A Ministra do Multiculturalismo, Anne Aly, recusou-se a confirmar se receberá o presidente israelita, Isaac Herzog, na sua visita de Estado no próximo mês, enquanto alguns membros trabalhistas instam Tony Burke a investigar as alegações de que a visita violaria as leis de imigração.
Herzog partirá de Israel em 8 de fevereiro para uma visita de cinco dias à Austrália, onde se reunirá com líderes judeus e parentes do ataque terrorista de 14 de dezembro, bem como com Anthony Albanese e outros líderes políticos importantes.
Albanese estendeu um convite a Herzog, um crítico ferrenho da resposta do líder trabalhista ao anti-semitismo, nos dias que se seguiram ao ataque terrorista em Bondi Beach.
No entanto, quando questionada na quinta-feira se ela acolheu bem a visita de Herzog, a Dra. Aly, a mais importante deputada muçulmana do Partido Trabalhista, observou repetidamente que a visita era “protocolar”.
“O presidente Herzog foi convidado após os ataques de Bondi, como é protocolo, e como é habitual, um convite é estendido quando há um ataque em que indivíduos estrangeiros tenham sido os alvos”, disse ele à ABC Radio National.
A Ministra do Multiculturalismo, Anne Aly, recusou-se a confirmar se receberá o presidente israelense, Isaac Herzog. Imagem: NewsWire/Gaye Gerard
Questionada se ela gostou da visita, a Dra. Aly disse: “Acho que, como eu disse, ele foi convidado… para comemorar e lembrar as vítimas do ataque terrorista de Bondi”.

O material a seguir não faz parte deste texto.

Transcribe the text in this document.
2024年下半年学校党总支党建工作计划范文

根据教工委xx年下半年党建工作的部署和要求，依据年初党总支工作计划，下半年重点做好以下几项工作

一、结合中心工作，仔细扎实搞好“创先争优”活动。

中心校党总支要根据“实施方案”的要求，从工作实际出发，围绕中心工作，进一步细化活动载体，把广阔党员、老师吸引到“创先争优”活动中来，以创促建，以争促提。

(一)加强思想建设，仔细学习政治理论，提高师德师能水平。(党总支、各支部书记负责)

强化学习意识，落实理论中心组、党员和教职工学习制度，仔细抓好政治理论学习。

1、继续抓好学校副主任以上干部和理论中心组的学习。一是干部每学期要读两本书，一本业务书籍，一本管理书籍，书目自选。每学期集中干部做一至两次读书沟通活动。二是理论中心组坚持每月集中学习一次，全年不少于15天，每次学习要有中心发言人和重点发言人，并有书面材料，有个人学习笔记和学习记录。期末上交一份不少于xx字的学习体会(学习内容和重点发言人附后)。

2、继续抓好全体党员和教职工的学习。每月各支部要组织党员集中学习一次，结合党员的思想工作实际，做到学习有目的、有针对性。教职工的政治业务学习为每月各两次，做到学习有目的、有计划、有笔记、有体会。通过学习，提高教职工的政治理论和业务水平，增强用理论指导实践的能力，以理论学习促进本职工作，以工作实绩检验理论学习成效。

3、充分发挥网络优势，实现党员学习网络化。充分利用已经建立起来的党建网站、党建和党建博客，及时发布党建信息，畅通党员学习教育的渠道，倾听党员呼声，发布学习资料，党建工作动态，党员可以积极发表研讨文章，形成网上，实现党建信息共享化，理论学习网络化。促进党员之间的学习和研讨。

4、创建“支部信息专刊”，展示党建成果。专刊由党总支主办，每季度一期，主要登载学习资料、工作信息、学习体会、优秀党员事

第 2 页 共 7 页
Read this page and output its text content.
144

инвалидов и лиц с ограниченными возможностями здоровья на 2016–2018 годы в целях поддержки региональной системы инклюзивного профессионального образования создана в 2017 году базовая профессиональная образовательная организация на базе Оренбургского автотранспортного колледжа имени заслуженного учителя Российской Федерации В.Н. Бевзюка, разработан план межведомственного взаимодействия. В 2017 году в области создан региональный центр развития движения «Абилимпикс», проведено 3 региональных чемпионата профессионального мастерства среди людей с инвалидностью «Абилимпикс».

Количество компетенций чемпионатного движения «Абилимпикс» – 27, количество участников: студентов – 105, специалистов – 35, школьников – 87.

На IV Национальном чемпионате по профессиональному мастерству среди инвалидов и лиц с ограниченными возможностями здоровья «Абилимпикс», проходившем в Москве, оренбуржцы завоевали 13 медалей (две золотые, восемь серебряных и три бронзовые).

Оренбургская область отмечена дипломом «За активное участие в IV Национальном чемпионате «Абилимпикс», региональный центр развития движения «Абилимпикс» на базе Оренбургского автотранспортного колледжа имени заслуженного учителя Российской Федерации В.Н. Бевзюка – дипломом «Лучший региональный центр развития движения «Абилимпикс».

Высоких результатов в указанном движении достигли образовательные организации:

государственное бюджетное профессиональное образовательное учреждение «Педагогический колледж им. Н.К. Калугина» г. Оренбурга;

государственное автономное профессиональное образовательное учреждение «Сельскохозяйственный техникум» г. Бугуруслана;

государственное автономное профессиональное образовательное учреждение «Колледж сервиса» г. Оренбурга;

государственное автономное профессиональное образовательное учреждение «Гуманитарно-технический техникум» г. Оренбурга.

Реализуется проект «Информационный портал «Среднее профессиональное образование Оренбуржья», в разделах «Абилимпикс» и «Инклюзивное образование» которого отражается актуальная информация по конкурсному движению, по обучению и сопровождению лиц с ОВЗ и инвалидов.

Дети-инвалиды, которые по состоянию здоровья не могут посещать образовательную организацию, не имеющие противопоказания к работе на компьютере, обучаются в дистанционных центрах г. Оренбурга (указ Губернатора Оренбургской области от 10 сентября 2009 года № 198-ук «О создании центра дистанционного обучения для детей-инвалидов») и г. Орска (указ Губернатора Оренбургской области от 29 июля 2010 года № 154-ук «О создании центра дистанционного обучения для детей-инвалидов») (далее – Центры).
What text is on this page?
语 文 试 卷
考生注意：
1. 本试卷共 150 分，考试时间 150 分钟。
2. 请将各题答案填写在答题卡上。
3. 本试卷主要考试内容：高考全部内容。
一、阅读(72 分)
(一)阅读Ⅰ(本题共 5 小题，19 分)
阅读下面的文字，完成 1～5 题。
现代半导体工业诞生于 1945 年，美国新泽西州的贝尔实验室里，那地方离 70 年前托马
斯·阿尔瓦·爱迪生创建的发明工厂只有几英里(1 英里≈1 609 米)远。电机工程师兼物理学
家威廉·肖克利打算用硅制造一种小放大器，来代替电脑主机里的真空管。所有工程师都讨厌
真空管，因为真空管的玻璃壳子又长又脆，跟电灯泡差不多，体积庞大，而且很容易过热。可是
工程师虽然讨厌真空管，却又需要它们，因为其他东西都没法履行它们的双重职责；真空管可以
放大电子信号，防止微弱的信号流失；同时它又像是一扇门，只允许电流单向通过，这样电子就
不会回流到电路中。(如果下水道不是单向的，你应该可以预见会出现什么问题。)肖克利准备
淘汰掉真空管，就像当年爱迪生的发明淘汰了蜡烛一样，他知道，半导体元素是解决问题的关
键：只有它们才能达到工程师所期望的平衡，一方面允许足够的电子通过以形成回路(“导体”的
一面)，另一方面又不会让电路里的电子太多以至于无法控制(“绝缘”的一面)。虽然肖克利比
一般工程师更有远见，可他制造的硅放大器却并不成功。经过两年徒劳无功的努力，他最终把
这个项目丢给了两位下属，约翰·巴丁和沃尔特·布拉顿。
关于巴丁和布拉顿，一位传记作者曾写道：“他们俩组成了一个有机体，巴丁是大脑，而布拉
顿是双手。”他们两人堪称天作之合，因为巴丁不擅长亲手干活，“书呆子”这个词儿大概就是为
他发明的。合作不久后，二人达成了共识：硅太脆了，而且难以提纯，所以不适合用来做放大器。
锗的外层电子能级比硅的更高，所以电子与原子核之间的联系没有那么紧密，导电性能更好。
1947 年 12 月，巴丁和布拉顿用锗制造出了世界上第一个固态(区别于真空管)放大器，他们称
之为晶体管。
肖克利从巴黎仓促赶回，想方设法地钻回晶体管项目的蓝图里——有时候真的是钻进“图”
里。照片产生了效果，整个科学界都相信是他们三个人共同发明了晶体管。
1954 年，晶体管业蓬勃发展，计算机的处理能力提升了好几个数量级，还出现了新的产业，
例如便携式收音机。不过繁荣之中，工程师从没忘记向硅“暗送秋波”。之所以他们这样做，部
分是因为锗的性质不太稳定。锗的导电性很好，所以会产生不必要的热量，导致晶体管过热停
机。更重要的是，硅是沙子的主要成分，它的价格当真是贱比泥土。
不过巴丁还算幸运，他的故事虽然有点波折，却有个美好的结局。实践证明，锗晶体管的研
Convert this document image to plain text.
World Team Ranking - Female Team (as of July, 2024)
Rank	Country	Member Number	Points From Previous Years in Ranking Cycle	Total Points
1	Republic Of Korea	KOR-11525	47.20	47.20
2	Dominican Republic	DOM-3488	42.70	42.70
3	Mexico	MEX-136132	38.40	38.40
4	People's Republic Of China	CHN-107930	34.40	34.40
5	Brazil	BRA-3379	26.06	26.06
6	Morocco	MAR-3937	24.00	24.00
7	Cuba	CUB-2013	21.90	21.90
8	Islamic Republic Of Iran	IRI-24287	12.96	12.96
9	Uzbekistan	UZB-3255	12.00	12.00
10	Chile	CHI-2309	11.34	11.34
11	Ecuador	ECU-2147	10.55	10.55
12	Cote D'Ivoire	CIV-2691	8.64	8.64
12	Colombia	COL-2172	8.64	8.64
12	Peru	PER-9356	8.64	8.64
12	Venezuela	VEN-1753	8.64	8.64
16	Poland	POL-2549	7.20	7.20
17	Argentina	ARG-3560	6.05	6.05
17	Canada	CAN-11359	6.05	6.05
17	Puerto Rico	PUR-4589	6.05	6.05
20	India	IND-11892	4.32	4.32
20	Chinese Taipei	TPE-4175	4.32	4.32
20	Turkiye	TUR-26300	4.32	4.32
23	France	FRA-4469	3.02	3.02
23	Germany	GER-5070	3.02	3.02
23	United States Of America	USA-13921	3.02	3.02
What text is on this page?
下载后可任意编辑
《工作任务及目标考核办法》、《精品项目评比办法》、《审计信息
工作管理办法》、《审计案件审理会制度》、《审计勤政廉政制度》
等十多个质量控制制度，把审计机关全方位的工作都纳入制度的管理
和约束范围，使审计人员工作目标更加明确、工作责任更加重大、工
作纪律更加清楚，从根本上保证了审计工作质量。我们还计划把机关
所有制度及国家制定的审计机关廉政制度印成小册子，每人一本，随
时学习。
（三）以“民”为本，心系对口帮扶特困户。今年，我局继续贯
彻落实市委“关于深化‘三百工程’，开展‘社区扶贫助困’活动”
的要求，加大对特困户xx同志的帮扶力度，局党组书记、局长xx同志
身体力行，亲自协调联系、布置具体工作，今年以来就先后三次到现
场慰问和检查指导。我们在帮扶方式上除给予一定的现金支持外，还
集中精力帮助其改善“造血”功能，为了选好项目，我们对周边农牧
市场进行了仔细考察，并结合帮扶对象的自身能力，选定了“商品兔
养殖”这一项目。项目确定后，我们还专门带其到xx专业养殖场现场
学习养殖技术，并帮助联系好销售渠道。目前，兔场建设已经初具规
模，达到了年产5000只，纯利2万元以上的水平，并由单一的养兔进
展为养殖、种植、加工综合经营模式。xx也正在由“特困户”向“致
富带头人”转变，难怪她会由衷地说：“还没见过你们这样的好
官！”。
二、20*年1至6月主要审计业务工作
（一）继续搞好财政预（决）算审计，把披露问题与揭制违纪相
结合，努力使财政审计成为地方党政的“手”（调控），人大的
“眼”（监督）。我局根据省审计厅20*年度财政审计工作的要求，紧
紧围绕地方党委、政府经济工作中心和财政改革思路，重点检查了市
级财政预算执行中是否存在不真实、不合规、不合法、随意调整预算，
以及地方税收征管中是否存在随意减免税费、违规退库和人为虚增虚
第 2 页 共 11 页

“Ele foi convidado pelas vítimas do ataque terrorista de Bondi e isso é protocolo”, continuou.
A confirmação da visita de Herzog gerou condenação dentro do movimento trabalhista e entre grupos pró-palestinos que planejavam manifestar-se na oposição.
Numa carta, os Amigos Trabalhistas da Palestina instaram na quarta-feira o secretário do Interior, Tony Burke, a investigar se Herzog passaria no teste de carácter ao abrigo da Lei de Migração devido às alegações de que incitou a prática do genocídio durante a guerra em Gaza.
Uma investigação independente levada a cabo pelo Alto Comissariado das Nações Unidas para os Direitos Humanos concluiu que Herzog, juntamente com o primeiro-ministro israelita, Benjamin Netanyahu, incitaram a comissão do genocídio e que as autoridades não agiram.
Herzog negou a reclamação e disse que o tribunal tirou os comentários do contexto.
Herzog fará uma visita de Estado à Austrália no próximo mês. Foto: Abir Sultan/AFP
O co-organizador dos Amigos Trabalhistas da Palestina, Peter Moss, disse que a visita de Herzog seria “uma zombaria de todas as boas palavras sobre discurso de ódio, coesão social, unidade e cura”.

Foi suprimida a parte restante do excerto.